Que la Pensée ne se donne pas dans des Thèses-Résultats, ni dans des Systèmes : Tout concept, toute pensée sont impurs, inachevés, intérieurement déstabilisés : Une diversité hétérogène, toujours diversifiée et toujours au travail – travail d’altération et de devenir autre, diversement autre ?
Il n’y a jamais que des exercices de pensée ; hypothétiques, problématiques, expérimentaux – proposés à la cantonade. Jamais autre chose que la mise en dérision de l’idée même de Système.
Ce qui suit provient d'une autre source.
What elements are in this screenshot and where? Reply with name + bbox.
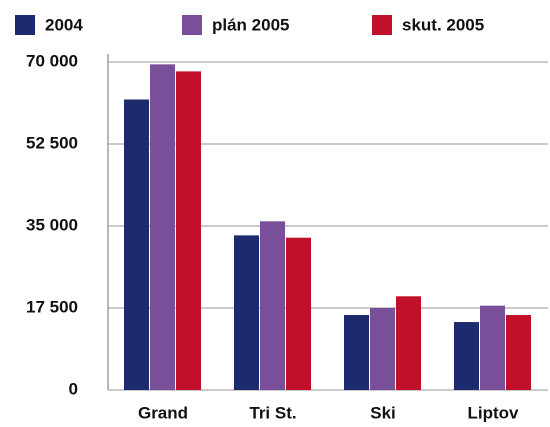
- y-tick-label: 0: [69, 379, 78, 398]
- bar: [260, 221, 285, 390]
- bar: [506, 315, 531, 390]
- bar: [370, 308, 395, 390]
- x-tick-label: Liptov: [468, 403, 520, 422]
- bar: [124, 99, 149, 390]
- bar: [344, 315, 369, 390]
- bar: [454, 322, 479, 390]
- y-tick-label: 17 500: [26, 297, 78, 316]
- legend-swatch: [15, 15, 35, 35]
- x-tick-label: Tri St.: [249, 403, 296, 422]
- y-tick-label: 70 000: [26, 51, 78, 70]
- legend-label: plán 2005: [212, 15, 290, 34]
- bar: [480, 305, 505, 390]
- y-tick-label: 35 000: [26, 215, 78, 234]
- legend-label: skut. 2005: [402, 15, 484, 34]
- x-tick-label: Grand: [138, 403, 188, 422]
- legend-label: 2004: [45, 15, 83, 34]
- x-tick-label: Ski: [370, 403, 396, 422]
- bar: [150, 64, 175, 390]
- bar: [286, 237, 311, 390]
- bar: [176, 71, 201, 390]
- bar: [396, 296, 421, 390]
- legend-swatch: [372, 15, 392, 35]
- y-tick-label: 52 500: [26, 133, 78, 152]
- legend-swatch: [182, 15, 202, 35]
- bar: [234, 235, 259, 390]
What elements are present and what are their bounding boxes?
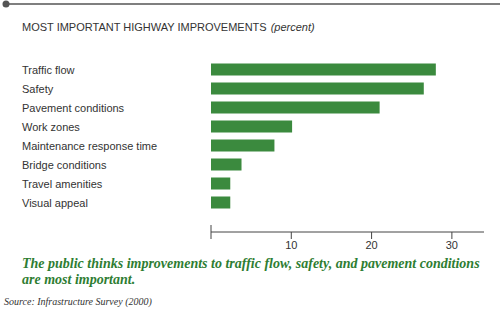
title: MOST IMPORTANT HIGHWAY IMPROVEMENTS (perc… xyxy=(22,21,315,33)
bar xyxy=(211,83,424,95)
title-text: MOST IMPORTANT HIGHWAY IMPROVEMENTS xyxy=(22,21,267,33)
category-label: Safety xyxy=(22,83,54,95)
category-label: Bridge conditions xyxy=(22,159,107,171)
category-label: Visual appeal xyxy=(22,197,88,209)
bar xyxy=(211,197,230,209)
category-label: Maintenance response time xyxy=(22,140,157,152)
category-label: Travel amenities xyxy=(22,178,103,190)
x-tick-label: 10 xyxy=(285,239,297,251)
category-label: Traffic flow xyxy=(22,64,75,76)
x-axis-start xyxy=(211,225,212,239)
caption-line: The public thinks improvements to traffi… xyxy=(22,256,480,271)
caption: The public thinks improvements to traffi… xyxy=(22,256,480,287)
caption-line: are most important. xyxy=(22,272,135,287)
bar xyxy=(211,102,380,114)
bars xyxy=(211,64,436,209)
x-tick xyxy=(371,232,372,239)
bar xyxy=(211,121,292,133)
x-tick xyxy=(451,232,452,239)
source: Source: Infrastructure Survey (2000) xyxy=(4,296,153,308)
top-dot xyxy=(3,1,10,8)
bar xyxy=(211,64,436,76)
x-tick-label: 20 xyxy=(365,239,377,251)
x-axis-line xyxy=(211,232,484,233)
chart-svg: MOST IMPORTANT HIGHWAY IMPROVEMENTS (perc… xyxy=(0,0,503,313)
subtitle: (percent) xyxy=(271,21,315,33)
category-label: Pavement conditions xyxy=(22,102,125,114)
bar xyxy=(211,178,230,190)
x-tick xyxy=(291,232,292,239)
bar xyxy=(211,159,242,171)
top-rule xyxy=(6,3,500,5)
bar xyxy=(211,140,274,152)
x-tick-label: 30 xyxy=(446,239,458,251)
category-label: Work zones xyxy=(22,121,80,133)
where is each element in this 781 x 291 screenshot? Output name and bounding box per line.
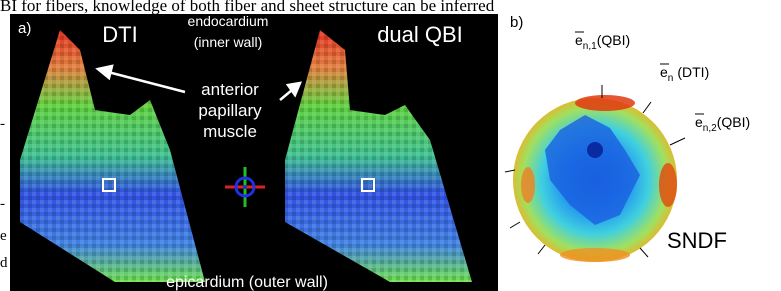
map-title: DTI xyxy=(102,22,137,47)
sndf-sphere xyxy=(505,85,685,262)
panel-label: b) xyxy=(510,14,523,31)
annotation: epicardium (outer wall) xyxy=(166,274,328,291)
vector-label: en,1(QBI) xyxy=(575,32,630,52)
annotation: anterior xyxy=(201,80,259,99)
annotation: (inner wall) xyxy=(194,34,262,50)
map-title: dual QBI xyxy=(377,22,463,47)
body-fragment: - xyxy=(0,196,5,212)
sndf-label: SNDF xyxy=(667,228,727,253)
body-fragment: e xyxy=(0,228,7,244)
annotation: muscle xyxy=(203,122,257,141)
annotation: endocardium xyxy=(188,13,269,29)
body-fragment: - xyxy=(0,116,5,132)
body-fragment: d xyxy=(0,255,8,271)
annotation: papillary xyxy=(198,101,262,120)
vector-label: en(DTI) xyxy=(660,64,709,84)
vector-label: en,2(QBI) xyxy=(695,114,750,134)
figure: BI for fibers, knowledge of both fiber a… xyxy=(0,0,781,291)
panel-label: a) xyxy=(18,20,31,37)
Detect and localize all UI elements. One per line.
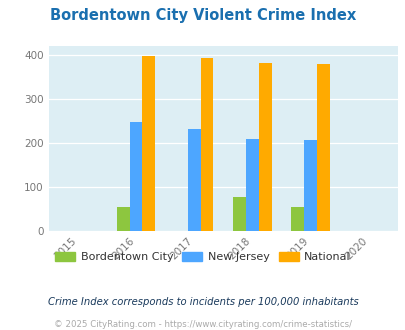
Bar: [303, 140, 316, 231]
Text: © 2025 CityRating.com - https://www.cityrating.com/crime-statistics/: © 2025 CityRating.com - https://www.city…: [54, 320, 351, 329]
Bar: [188, 129, 200, 231]
Text: Bordentown City Violent Crime Index: Bordentown City Violent Crime Index: [50, 8, 355, 23]
Bar: [258, 63, 271, 231]
Bar: [142, 56, 155, 231]
Bar: [129, 122, 142, 231]
Bar: [245, 139, 258, 231]
Bar: [316, 64, 329, 231]
Bar: [117, 207, 129, 231]
Bar: [291, 207, 303, 231]
Text: Crime Index corresponds to incidents per 100,000 inhabitants: Crime Index corresponds to incidents per…: [47, 297, 358, 307]
Bar: [200, 58, 213, 231]
Legend: Bordentown City, New Jersey, National: Bordentown City, New Jersey, National: [51, 248, 354, 267]
Bar: [232, 197, 245, 231]
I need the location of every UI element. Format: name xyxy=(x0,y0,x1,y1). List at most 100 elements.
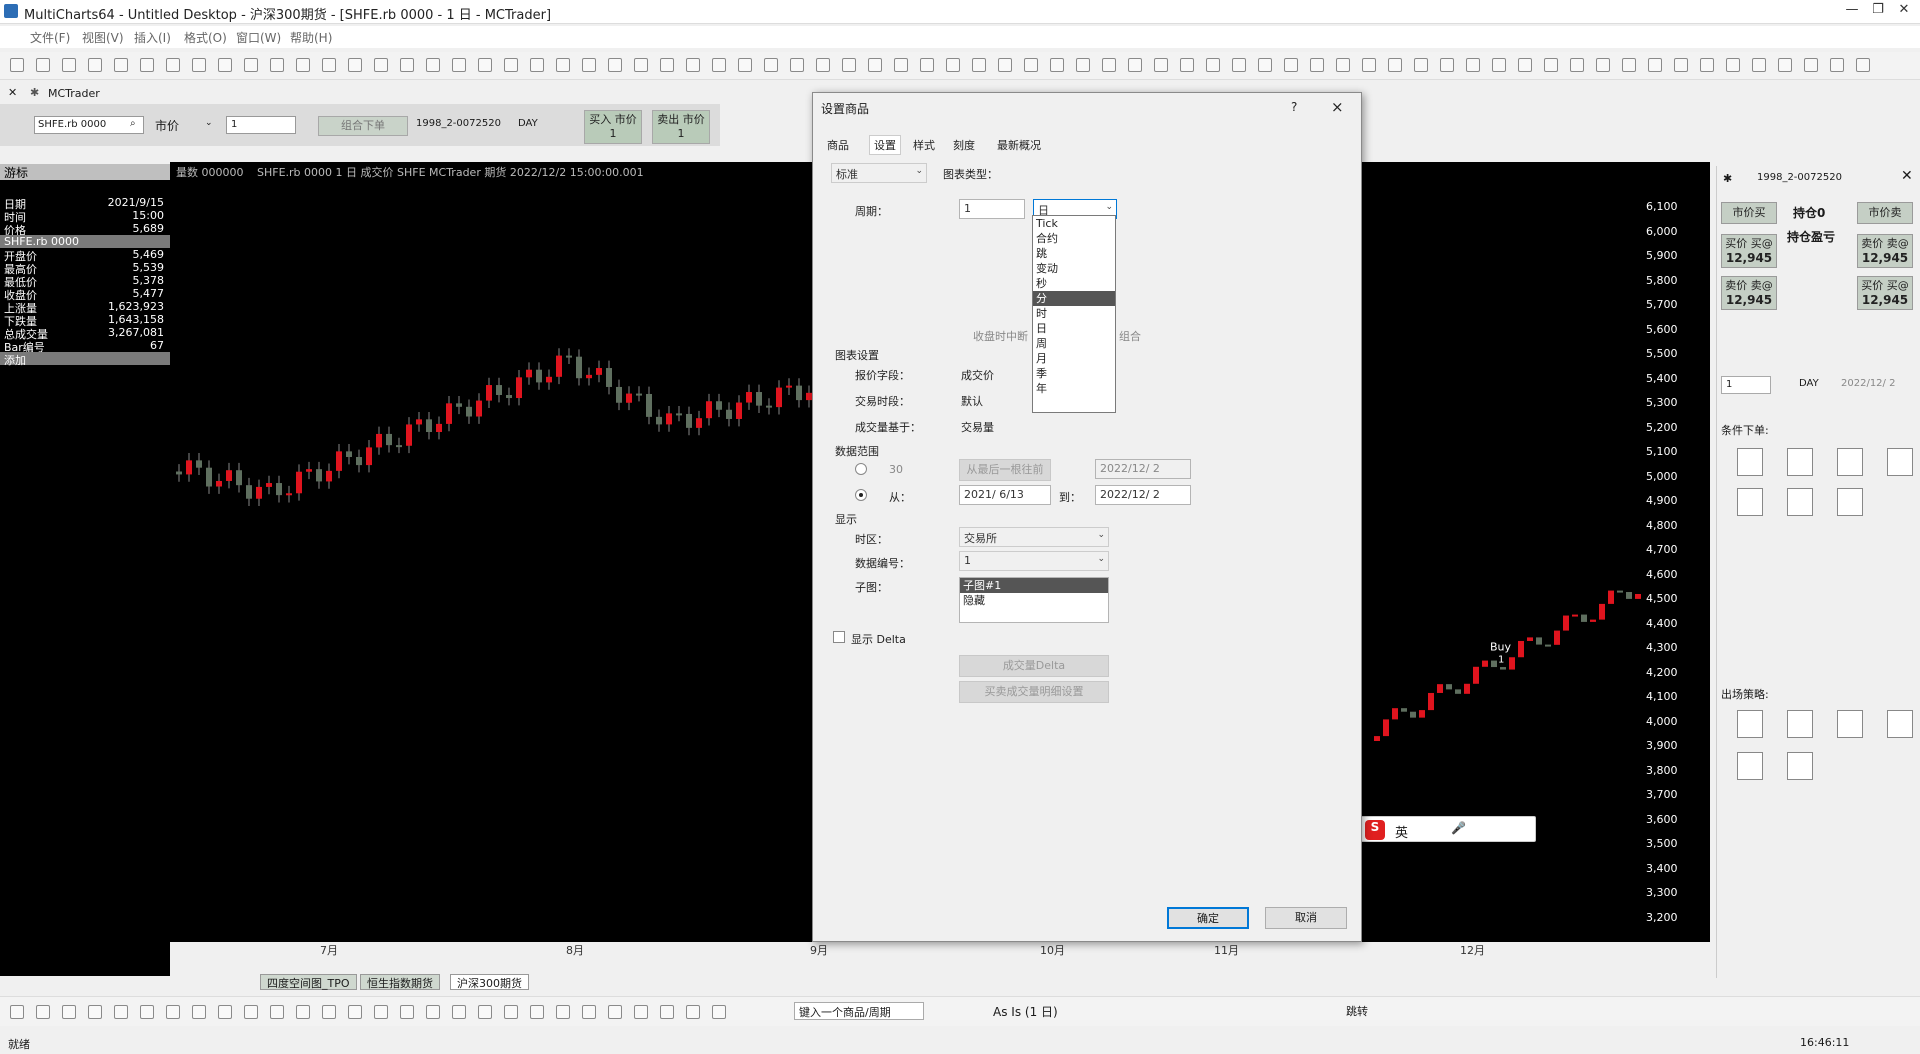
drawing-tool-button[interactable] xyxy=(322,1005,336,1019)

La Pensée est sans point de départ, sans point d’arrivée, sans élément fixe et isolable ; sans aucuns résultats identifiables : Elle n’existe que dans son indéfini déploiement, hors toute totalisation, hors toute atome de pensée. Il n’y a que la Pensée à l’œuvre, toujours autre que toute œuvre ?
Déstabilisée, déstabilisante, sans identité et donc désidentifiante. An-archie.
C’est pourquoi il faut toujours partir de textes déjà écrits, mais toujours à réécrire en les relisant activement, en traquant et activant leurs hétérogénéités constitutives : Tant il est effectif que toute pensée se précède elle-même dans des textes déjà écrits, mais qu’elle va réécrire dans la plus fidéle-infidélité. Toute prétention à une axiomatique de pensée n’est que l’illusion d’un origine contraire à ce qu’il en est / n’est pas du Réel.
Et vous auriez aimé, qu’en même, que la pensée-Jacques-Derrida soit reconnue par l’Université Française ?Mais l’Université Française ?

Adieu Ami, vous dont la personne et la Pensée avaient / ont cette générosité d’avoir des Amis dans le Monde entier, sans que pour la plus part vous les connaissiez personnellement. Adieu – nous continuons nous autres. Merci.
P.S : Ce « texte » est un exercice – d’hommage à la pensée Jacques-Derrida / et à Jacques-Derrida. Ce qui s’y inscrit en exercice n’est pas « de » cette pensée (Ce qui s’y pose de « l’Un qui n’est pas » est par trop « ontologique »), ni non plus extérieur à cette pensée, ni non plus de celle de celui qui écrit cela (ce qui y est dit du thétique par exemple). C’est comme l’effet « de » cette pensée sur la « mienne propre » qui alors n’est plus mienne pour autant qu’elle ne l’ait jamais été.